I thank the member for Mallee for her question and acknowledge the significant contribution the electorate of Mallee makes not only to agriculture but to agricultural exports. She knows better than anyone the importance of that to her community. To put it in perspective and keep it simple, we are a nation of 25 million people and we produce enough food for 75 million, so, if we don't engage with the world and trade with the world, we don't need the communities that support those agricultural communities around Australia. There are 270,000 Australians employed in agriculture. Three in every five of those jobs are linked to agricultural trade. Last year we exported nearly $54 billion worth of agricultural product. That's up $4 billion over the last four years. Such is the importance of the investment we continue to make in securing new free trade agreements. In fact, the trade minister is working on agreements with the UK and the EU, and that's not long after we ratified one with Indonesia, which has 260 million people on our doorstep. That has opened up market access and reduced tariffs to make it easier for our primary producers to get their products around the world.

We've also taken COVID into account. There is $669 million committed in airfreight support to make sure that we can get our high-end agricultural product out on cargo planes; it was previously going out on passenger planes. We are making sure that we are seen not only as producing the best food and fibre in world but also as being one of the most reliable exporters in the world even through COVID. We're also putting boots on the ground. We now have 22 agricultural counsellors in embassies and high commissions around the world, and the job of those men and women is to work at government-to-government level to reduce technical barriers and get market access commodity by commodity.

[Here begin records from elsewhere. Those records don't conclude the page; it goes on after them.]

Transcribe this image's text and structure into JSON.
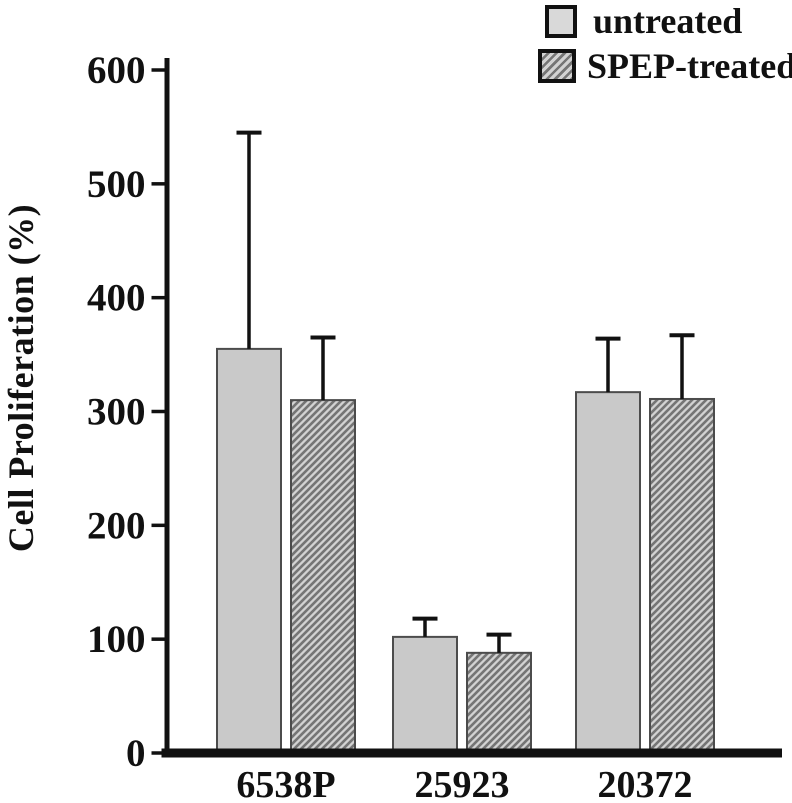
{
  "chart_data": {
    "type": "bar",
    "title": "",
    "ylabel": "Cell Proliferation (%)",
    "xlabel": "",
    "ylim": [
      0,
      600
    ],
    "yticks": [
      0,
      100,
      200,
      300,
      400,
      500,
      600
    ],
    "categories": [
      "6538P",
      "25923",
      "20372"
    ],
    "series": [
      {
        "name": "untreated",
        "style": "solid",
        "fill": "#c9c9c9",
        "values": [
          355,
          102,
          317
        ],
        "errors_plus": [
          190,
          16,
          47
        ]
      },
      {
        "name": "SPEP-treated",
        "style": "diagonal-hatch",
        "fill": "#d2d2d2",
        "hatch_color": "#757575",
        "values": [
          310,
          88,
          311
        ],
        "errors_plus": [
          55,
          16,
          56
        ]
      }
    ],
    "error_bars": "upper-only",
    "grid": false,
    "legend_position": "top-right"
  },
  "colors": {
    "axis": "#111111",
    "text": "#111111",
    "bar_border": "#4c4c4c",
    "background": "#ffffff"
  }
}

We've also made a significant investment in this year's budget: over $300 million in modernising our export platform, making it single touch and allowing our exporters to apply to export their product. Where previously around 20 application forms were required, we are going back to one. We were issuing over 200,000 export permits a year on a manual basis; we are now going to do that on a digital basis. This is engaging with technology to streamline regulation but also to have complementary measures to support industries around the regulatory task—to protect Brand Australia but make sure that we can do that with the lightest regulatory touch by engaging technology. We're putting smart glasses on meat inspectors so that they can do external inspections to cut the cost. We expect that, for the meat industry alone, over $45 million a year will go back to the industry. Over 10 years across all our commodities, about $1.102 billion will be going back into those industries. This is about an investment in our agricultural sector and in achieving their ambitious goal of $100 billion by 2030.